In Chitose, a city of 100,000 in Hokkaido, billboards seek recruits for the Self-Defense Forces, which saw a 50% shortfall last year. When I arrived on a fully booked plane from Tokyo packed with salarymen in cheap suits and expensive watches, it was easy to see where the competition was coming from: a half-dozen towering cranes jutting into the sky, a jarring contrast against the surrounding countryside. Thousands of construction workers are piecing together at breathtaking speed Japan’s most astonishing industrial gamble, a $33 billion bet that the country can retake the top of the semiconductor industry.
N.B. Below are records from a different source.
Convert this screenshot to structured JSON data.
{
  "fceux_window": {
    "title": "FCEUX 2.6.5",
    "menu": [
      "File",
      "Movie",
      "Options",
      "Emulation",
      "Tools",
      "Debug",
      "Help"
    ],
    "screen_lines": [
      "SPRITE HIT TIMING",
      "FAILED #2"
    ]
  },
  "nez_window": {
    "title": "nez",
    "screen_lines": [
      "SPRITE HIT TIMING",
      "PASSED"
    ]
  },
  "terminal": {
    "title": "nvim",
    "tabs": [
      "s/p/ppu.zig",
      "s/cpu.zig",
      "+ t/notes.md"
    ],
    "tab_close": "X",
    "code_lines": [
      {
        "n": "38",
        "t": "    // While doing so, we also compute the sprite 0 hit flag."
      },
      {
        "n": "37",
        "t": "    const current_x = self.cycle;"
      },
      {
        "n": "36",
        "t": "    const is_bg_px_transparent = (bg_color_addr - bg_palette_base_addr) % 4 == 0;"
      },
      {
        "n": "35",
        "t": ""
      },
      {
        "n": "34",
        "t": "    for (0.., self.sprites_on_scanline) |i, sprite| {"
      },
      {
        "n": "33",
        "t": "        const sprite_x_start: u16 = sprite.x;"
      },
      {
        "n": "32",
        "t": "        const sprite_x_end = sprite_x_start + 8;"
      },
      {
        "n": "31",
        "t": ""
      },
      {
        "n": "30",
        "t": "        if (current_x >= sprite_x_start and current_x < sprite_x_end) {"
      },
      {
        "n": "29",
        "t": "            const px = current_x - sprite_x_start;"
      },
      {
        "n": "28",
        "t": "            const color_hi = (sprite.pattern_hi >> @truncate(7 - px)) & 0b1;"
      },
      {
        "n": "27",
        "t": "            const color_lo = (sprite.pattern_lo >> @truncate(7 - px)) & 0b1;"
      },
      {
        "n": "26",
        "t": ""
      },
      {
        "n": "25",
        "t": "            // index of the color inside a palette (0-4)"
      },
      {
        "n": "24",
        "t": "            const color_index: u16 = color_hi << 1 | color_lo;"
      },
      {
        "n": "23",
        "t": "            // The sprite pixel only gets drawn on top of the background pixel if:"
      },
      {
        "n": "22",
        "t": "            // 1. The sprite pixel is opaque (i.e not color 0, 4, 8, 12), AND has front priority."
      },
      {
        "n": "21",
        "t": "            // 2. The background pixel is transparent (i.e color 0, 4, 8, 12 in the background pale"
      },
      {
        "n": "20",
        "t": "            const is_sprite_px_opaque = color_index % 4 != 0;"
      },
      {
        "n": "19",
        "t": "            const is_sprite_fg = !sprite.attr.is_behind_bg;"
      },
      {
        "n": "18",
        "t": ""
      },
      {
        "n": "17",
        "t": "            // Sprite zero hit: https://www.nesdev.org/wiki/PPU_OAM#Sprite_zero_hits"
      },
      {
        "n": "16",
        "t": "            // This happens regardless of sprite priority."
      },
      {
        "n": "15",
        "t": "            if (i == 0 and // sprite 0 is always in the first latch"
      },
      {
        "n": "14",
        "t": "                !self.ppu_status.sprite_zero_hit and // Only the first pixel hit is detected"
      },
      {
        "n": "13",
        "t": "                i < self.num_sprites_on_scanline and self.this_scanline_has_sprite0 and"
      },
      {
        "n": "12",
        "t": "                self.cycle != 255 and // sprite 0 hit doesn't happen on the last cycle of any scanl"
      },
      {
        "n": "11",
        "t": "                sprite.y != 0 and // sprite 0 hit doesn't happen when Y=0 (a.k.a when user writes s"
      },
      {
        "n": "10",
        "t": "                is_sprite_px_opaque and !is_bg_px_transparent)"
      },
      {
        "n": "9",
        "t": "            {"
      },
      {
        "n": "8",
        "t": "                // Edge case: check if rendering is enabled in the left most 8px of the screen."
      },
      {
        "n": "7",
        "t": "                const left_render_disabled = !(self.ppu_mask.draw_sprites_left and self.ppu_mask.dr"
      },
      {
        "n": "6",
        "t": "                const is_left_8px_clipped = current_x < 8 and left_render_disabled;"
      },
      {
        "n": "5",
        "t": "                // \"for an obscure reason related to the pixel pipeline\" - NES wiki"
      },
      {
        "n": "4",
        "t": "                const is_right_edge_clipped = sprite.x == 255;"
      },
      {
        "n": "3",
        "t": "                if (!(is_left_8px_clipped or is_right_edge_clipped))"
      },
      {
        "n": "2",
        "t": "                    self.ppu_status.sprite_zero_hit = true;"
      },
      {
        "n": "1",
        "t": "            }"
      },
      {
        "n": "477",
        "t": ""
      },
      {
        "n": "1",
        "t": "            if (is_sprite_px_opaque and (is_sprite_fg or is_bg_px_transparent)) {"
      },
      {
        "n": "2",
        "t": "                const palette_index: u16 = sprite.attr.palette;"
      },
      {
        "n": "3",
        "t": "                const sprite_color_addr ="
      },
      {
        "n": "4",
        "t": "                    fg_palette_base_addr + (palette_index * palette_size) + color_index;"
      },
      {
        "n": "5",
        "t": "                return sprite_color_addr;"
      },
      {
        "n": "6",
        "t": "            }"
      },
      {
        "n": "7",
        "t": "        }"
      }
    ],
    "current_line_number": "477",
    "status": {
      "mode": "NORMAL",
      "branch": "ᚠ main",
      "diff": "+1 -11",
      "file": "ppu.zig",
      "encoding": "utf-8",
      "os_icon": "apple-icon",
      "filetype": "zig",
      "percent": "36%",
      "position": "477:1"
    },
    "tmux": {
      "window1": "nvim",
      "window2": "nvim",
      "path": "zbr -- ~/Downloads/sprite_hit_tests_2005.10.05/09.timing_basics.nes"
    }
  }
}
Those cranes are building the first fab for Rapidus, a public-private venture that aims to skip Japan to the head of the chip production queue. Founded just two years ago, it hopes to produce cutting-edge, 2-nanometer chips by 2027, in cooperation with IBM. It’s fraught with risks, and the government’s record in promoting industry is spotty. But this is just the latest and most ambitious example of a series of bets on chips, with Prime Minister Shigeru Ishiba recently pledging an extra ¥10 trillion ($66 billion) on top of ¥3.9 trillion invested since 2021. Near the other end of the Japanese archipelago, 1,500 kilometers to the southwest, is another. In Kikuyo, just outside the city of Kumamoto in Kyushu, mass production is soon set to begin at a $7 billion semiconductor plant.